NY Times on weighing the scales of disaster:
And then Hurricane Sandy gave way to Sandy Hook Elementary, where the death was all too real and the mourning was for 6- and 7-year-olds and beloved educators, not for a treasured beach house and good times with good friends.

It's not that disaster is a game of perverse one-upmanship where the greater catastrophe cancels out one not quite as awful. But, still, after that, it was hard for Ms. Pyper not to see Ortley's disaster through the lens of the disaster in Newtown, Conn.

'It put a whole different spin on life in general and on what we're going through,' said Ms. Pyper, a former fourth-grade teacher in the Newark schools. 'Of course, this is terrible, but we can take a deep breath and say this will get done. Those people are not going to see their kids again. To see what they're going through, it humbles you.'

SFGate:
A gun owner's views on Sandy Hook

To the politicians: You remind me of puppies pushing against each other to get to the food bowl. I find your stumping vitriolic, offering no clear action beyond grandstanding. Your sole purpose seems to be to jam through ill-conceived and poorly written bills to impose your ideology.

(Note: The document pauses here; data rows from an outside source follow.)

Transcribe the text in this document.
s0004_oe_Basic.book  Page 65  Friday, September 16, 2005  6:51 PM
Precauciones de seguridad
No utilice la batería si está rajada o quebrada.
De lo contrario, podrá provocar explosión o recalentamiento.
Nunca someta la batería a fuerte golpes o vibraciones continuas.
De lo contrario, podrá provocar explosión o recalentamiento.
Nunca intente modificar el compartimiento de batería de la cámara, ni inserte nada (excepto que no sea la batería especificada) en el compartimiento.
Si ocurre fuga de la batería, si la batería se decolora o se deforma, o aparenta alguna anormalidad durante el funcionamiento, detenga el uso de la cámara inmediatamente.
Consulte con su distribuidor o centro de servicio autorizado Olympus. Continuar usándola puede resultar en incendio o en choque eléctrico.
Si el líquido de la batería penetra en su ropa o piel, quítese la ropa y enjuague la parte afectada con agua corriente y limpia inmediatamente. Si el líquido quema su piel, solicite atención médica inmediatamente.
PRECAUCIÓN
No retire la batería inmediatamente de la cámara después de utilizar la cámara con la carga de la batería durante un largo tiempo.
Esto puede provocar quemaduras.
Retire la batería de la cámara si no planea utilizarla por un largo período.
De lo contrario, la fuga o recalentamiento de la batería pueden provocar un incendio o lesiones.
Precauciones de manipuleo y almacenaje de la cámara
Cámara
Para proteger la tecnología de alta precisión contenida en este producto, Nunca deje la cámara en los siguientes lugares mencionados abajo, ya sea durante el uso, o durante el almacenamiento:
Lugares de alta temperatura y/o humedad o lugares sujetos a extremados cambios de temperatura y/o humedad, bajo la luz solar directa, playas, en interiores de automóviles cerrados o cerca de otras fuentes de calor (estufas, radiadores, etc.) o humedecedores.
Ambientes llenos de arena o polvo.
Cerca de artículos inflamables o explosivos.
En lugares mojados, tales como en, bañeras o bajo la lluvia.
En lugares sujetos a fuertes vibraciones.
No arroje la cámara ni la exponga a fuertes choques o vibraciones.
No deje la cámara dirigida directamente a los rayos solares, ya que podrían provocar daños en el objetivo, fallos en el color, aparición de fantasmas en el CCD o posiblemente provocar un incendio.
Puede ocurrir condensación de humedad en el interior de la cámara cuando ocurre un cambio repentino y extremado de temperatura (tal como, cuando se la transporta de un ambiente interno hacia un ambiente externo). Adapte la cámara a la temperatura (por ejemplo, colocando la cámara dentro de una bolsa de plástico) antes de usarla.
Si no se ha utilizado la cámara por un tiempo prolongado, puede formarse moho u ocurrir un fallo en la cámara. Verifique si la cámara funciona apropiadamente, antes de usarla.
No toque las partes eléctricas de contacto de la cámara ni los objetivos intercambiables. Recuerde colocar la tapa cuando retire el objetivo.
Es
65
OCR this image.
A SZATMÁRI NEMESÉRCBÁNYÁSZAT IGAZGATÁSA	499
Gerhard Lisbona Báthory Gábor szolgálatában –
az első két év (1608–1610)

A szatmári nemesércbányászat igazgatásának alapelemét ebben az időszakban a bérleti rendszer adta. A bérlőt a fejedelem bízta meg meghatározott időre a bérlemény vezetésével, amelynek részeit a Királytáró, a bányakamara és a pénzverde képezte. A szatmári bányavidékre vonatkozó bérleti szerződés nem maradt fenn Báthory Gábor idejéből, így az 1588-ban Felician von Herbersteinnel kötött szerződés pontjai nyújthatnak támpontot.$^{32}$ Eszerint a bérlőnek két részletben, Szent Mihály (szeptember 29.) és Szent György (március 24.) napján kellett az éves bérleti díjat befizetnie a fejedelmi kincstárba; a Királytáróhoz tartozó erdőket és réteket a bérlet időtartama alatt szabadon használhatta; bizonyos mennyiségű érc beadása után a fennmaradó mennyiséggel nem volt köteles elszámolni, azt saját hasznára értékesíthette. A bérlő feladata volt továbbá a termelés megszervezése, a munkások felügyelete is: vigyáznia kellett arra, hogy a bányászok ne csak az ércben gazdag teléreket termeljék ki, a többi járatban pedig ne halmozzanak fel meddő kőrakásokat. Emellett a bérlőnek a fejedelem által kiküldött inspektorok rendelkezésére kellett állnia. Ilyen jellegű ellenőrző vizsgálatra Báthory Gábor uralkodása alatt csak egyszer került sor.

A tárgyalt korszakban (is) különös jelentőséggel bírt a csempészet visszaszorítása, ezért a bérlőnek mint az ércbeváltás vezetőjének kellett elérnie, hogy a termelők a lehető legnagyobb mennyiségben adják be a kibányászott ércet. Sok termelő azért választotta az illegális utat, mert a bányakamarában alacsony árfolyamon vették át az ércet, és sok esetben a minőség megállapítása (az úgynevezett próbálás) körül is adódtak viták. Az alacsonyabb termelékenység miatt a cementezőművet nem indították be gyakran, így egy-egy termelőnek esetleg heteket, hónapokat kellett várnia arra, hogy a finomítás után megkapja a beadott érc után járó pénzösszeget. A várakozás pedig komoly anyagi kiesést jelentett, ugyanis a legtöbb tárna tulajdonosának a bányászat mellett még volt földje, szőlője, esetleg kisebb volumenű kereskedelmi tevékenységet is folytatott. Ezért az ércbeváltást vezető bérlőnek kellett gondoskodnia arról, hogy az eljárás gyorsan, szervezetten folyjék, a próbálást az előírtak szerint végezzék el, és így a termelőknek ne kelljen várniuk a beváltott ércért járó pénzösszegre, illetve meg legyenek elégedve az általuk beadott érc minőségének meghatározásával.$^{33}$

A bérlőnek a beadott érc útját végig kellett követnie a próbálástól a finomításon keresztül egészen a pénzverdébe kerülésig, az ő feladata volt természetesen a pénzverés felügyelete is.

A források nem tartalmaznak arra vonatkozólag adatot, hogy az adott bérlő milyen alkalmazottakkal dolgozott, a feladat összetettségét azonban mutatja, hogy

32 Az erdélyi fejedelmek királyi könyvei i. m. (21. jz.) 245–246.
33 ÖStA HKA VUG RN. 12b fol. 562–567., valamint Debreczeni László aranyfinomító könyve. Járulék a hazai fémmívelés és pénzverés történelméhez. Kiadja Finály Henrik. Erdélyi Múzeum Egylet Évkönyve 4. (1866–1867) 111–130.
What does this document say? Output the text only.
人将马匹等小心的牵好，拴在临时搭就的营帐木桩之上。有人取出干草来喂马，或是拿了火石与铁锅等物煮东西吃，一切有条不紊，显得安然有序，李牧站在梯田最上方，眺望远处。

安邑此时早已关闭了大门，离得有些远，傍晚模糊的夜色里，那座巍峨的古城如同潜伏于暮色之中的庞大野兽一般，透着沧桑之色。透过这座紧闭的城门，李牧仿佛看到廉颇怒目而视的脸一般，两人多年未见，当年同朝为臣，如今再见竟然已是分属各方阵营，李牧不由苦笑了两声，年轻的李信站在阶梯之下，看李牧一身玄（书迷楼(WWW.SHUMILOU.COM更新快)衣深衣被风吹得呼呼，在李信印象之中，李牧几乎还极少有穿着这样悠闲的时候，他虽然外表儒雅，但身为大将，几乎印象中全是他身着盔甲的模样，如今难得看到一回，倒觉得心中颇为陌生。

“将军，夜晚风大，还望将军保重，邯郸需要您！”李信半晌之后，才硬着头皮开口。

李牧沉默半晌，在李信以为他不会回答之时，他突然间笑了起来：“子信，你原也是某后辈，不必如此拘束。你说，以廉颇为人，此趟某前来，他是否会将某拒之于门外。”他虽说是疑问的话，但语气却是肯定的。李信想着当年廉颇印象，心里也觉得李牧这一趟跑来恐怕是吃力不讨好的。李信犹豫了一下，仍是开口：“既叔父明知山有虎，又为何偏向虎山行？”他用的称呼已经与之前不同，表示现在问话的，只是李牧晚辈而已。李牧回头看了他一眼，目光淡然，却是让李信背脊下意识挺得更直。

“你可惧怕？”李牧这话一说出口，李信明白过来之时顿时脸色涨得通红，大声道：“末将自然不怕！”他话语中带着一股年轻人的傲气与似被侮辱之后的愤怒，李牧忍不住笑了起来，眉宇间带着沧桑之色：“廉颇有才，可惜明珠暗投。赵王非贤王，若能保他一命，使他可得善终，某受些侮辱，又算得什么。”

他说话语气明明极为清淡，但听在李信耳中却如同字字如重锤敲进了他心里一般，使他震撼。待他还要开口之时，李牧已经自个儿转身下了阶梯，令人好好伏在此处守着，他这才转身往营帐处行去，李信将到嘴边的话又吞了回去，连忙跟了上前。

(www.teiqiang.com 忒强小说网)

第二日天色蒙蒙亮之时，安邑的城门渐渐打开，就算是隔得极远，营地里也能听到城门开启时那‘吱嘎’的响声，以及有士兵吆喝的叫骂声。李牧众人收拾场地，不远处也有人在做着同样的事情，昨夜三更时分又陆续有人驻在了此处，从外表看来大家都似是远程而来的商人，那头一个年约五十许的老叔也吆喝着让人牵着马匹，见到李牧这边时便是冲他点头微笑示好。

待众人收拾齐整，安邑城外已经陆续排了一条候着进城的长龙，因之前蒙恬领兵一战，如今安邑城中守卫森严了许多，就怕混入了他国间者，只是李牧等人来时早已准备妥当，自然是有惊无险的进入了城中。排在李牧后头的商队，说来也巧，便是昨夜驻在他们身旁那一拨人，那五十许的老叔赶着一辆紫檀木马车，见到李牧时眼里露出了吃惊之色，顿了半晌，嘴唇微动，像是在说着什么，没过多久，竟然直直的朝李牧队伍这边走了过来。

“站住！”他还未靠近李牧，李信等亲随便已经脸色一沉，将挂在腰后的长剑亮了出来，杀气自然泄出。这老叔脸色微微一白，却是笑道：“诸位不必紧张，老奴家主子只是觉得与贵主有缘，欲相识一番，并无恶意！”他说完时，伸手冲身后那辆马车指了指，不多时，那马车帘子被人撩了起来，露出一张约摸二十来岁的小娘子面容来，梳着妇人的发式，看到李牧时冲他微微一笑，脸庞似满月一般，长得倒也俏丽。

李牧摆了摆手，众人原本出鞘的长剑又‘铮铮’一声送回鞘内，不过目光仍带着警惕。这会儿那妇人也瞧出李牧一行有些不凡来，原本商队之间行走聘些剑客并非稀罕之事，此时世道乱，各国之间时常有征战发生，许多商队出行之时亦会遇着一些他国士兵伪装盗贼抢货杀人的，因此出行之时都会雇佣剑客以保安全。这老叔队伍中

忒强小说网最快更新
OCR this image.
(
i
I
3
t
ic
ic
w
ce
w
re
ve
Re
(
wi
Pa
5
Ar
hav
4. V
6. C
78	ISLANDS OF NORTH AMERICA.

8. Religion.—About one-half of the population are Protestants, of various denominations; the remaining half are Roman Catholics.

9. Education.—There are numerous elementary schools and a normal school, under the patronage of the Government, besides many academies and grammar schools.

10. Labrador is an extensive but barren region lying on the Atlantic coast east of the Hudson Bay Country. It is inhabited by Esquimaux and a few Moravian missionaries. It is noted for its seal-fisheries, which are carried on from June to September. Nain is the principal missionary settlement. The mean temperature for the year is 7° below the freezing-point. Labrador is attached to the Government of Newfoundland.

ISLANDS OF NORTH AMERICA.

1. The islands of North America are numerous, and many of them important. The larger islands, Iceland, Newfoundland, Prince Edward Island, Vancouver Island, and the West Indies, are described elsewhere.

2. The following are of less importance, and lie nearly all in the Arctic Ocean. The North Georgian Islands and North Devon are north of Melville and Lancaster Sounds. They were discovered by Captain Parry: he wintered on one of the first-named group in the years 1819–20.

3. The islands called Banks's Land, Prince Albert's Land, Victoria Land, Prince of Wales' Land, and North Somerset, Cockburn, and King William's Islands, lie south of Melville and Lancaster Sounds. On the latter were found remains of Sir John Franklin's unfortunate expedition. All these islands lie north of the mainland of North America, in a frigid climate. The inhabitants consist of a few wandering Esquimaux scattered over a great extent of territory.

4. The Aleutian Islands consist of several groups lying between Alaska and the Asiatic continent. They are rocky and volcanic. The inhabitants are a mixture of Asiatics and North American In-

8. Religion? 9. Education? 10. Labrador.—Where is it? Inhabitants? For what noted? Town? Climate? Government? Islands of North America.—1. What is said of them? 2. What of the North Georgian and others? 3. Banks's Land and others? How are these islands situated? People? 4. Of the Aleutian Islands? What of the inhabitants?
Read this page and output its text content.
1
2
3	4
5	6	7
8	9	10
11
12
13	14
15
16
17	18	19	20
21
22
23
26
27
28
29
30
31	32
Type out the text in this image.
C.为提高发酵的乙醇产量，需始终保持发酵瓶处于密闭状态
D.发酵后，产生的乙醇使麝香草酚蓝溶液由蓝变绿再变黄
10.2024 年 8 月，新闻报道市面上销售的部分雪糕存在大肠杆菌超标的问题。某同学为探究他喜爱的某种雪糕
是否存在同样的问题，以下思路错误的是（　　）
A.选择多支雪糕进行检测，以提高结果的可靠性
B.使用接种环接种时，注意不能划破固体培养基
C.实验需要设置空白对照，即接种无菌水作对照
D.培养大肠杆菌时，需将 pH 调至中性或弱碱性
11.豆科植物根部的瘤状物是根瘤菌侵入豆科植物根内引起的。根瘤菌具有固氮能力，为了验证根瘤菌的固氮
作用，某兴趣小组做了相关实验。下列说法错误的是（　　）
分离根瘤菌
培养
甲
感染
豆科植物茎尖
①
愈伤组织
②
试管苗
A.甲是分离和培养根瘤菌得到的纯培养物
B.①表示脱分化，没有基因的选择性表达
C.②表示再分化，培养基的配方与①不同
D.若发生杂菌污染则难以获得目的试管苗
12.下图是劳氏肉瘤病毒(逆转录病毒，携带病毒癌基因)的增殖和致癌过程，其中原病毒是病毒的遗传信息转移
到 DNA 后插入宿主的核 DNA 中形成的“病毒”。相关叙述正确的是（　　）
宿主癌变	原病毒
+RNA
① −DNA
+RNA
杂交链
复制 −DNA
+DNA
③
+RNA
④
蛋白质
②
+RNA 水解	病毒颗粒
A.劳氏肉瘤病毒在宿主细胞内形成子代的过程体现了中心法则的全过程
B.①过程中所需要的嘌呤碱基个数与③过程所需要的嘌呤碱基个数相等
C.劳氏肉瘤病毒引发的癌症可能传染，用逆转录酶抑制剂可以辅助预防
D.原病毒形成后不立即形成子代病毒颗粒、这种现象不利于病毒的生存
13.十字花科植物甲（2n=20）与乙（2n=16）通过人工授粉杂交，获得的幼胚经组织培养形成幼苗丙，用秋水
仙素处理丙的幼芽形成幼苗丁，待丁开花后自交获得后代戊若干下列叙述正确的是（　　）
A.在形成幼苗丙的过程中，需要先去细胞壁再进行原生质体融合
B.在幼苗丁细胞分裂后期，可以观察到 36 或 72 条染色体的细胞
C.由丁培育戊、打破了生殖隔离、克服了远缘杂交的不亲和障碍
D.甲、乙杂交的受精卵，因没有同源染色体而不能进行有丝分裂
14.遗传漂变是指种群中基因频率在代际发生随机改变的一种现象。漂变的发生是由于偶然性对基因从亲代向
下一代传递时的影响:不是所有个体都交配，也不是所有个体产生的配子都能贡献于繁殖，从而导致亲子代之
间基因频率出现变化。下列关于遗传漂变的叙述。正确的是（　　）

May I suggest you consider a thought from former Defense Secretary Robert McNamara? He said, "Belief and seeing are both often wrong." In other words, don't allow your beliefs to become all you see. May I suggest that you lead with a level head and calm words? The country needs you. Stop finger-pointing; there has been enough of that between the two parties; relax, think and solve.

To the NRA: Do you understand the opportunity that lies before you? Are you afraid that if you give an inch, the government will take a mile? You are on the downhill side of public opinion.

I once had great respect for the NRA. I grew up with the NRA when your word on gun safety was sacrosanct. With your single-minded approach to gun controls, however, you have betrayed your own history.